Eben dies tat der 27 Jahre alte Schützling von Trainer Ulli Wegner vor allem in der ersten Kampfhälfte aber nicht und lief mehrfach Gefahr, den zweiten K.o. seiner Karriere hinnehmen zu müssen. Hernandez musste in Runde fünf angezählt werden und wankte auch in der Runde danach. Aber er fing sich wieder. «Wie Pablo diese schwere Phase überstanden hat, das verdient Anerkennung», urteilte Meistertrainer Wegner.

Dem 70-Jährigen stand wie immer der Schweiß auf der puterroten Stirn. Und: Diesmal hatte es ihm sogar fast die Sprache verschlagen, so eng war das wechselvolle Geschehen in dem schlagstarken Gefecht. Am Ende war der Platzhirsch der Glücklichere. Zu Recht, wie Wegner meinte: «Der Kampf war sehr eng, aber der aktivere Mann, der in der Schlussphase die klareren Treffer hatte, war auf jeden Fall Yoan Pablo Hernandez.»
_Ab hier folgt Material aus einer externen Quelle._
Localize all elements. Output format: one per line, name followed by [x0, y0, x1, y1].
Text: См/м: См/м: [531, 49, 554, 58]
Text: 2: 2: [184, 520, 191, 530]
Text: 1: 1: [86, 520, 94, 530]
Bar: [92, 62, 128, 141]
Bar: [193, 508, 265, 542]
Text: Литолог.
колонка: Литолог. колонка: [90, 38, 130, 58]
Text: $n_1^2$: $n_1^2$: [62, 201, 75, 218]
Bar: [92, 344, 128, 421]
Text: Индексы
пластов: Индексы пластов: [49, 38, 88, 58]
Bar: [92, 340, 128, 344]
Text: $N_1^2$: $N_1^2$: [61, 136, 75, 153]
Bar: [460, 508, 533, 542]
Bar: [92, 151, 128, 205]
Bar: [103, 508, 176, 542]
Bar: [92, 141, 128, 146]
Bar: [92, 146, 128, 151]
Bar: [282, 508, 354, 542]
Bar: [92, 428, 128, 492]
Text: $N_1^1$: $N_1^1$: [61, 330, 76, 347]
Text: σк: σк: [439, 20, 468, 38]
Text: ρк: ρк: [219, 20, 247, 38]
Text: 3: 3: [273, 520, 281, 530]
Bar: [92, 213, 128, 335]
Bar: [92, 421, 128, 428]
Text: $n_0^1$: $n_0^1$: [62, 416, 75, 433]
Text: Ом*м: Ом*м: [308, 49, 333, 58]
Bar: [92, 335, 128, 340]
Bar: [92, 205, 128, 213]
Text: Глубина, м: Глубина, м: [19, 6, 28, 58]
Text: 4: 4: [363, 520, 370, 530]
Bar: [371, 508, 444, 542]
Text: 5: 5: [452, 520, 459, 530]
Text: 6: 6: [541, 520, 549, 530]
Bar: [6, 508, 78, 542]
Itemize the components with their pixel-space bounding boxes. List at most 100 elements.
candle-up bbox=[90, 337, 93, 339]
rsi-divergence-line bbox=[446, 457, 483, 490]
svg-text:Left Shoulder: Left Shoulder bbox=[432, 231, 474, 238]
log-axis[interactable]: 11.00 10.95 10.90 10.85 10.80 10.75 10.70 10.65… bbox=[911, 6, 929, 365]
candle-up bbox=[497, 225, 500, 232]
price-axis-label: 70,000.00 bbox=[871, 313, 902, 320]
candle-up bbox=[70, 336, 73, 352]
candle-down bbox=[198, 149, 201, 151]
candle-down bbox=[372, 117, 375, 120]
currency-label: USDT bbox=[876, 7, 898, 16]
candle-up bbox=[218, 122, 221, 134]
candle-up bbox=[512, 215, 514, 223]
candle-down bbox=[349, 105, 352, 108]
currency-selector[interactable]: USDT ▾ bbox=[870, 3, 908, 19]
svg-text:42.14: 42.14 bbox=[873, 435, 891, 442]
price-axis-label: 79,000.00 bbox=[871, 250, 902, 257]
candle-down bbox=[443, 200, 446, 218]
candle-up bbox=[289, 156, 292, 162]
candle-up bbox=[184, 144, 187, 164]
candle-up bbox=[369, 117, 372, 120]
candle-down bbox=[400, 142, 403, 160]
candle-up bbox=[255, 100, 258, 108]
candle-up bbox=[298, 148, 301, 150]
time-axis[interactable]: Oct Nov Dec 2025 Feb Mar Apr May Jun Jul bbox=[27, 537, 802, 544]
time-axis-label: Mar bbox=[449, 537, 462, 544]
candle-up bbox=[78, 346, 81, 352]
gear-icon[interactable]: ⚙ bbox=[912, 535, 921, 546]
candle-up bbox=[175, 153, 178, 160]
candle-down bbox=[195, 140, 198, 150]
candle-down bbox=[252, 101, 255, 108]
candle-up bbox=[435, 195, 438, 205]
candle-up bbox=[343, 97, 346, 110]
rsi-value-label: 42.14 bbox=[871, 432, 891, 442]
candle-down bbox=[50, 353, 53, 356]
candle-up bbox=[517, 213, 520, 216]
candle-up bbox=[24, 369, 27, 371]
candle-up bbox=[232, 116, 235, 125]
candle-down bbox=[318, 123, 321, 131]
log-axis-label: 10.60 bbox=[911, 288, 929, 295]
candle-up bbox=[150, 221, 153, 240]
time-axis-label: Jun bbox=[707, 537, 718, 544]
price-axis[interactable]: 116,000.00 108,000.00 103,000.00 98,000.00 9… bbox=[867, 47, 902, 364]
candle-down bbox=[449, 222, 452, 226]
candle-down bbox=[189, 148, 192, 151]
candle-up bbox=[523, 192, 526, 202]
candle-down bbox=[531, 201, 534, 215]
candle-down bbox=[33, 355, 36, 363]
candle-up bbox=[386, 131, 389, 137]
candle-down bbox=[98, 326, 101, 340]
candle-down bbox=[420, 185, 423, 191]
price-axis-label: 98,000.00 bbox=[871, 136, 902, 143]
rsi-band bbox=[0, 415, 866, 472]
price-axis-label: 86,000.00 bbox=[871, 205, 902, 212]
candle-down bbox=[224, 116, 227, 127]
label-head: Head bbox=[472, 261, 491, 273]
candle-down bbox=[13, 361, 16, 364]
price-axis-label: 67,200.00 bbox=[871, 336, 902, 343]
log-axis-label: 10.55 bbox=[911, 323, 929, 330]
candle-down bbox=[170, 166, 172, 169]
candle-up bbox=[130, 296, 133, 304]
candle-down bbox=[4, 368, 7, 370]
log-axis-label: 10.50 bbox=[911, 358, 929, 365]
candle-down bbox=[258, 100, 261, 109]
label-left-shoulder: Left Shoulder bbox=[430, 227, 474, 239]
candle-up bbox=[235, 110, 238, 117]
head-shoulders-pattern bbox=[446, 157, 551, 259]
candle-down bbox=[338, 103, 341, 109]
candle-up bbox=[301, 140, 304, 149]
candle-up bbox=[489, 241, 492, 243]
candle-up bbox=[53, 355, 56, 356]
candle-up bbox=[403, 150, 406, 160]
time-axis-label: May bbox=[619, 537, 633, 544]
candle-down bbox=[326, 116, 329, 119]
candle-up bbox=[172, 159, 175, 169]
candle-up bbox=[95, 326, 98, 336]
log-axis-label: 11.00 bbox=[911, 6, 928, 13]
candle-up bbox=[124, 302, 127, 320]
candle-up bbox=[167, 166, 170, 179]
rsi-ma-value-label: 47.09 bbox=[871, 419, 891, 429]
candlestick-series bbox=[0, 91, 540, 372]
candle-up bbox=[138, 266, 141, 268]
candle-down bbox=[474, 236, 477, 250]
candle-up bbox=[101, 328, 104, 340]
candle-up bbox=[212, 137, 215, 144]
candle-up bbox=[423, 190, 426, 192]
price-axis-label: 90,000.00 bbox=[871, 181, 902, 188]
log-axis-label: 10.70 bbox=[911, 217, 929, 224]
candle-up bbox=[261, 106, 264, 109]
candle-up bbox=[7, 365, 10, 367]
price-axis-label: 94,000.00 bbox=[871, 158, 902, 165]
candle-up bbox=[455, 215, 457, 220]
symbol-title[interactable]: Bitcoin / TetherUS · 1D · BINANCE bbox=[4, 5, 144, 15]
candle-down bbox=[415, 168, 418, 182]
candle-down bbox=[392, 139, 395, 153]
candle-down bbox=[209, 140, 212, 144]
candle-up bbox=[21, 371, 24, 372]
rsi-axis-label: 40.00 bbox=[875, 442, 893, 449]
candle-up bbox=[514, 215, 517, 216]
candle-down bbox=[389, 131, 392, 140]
Supermittelgewichtsweltmeister Arthur Abraham, Stallkollege von Hernandez, sah dies zwar ebenso, räumte aber ein: «Man hätte auch ein Unentschieden geben können.» Das wäre gerechter gewesen und hätte am Weltmeister-Status von Hernandez nichts geändert. Die wohl beste Lösung aber hatte Henry Maske parat: «Es wäre eine großartige Sache, wenn Pablo sagen würde: Ich boxe den Ross noch mal.» Hat er aber nicht. Noch nicht. Dafür aber hat sein Manager eine Neuauflage des Duells in Aussicht gestellt. «Aus meiner Sicht müsste es ein Rematch geben, um einen klaren Sieger zu finden», teilte der 72-jährige Wilfried Sauerland aus dem fernen Südafrika mit.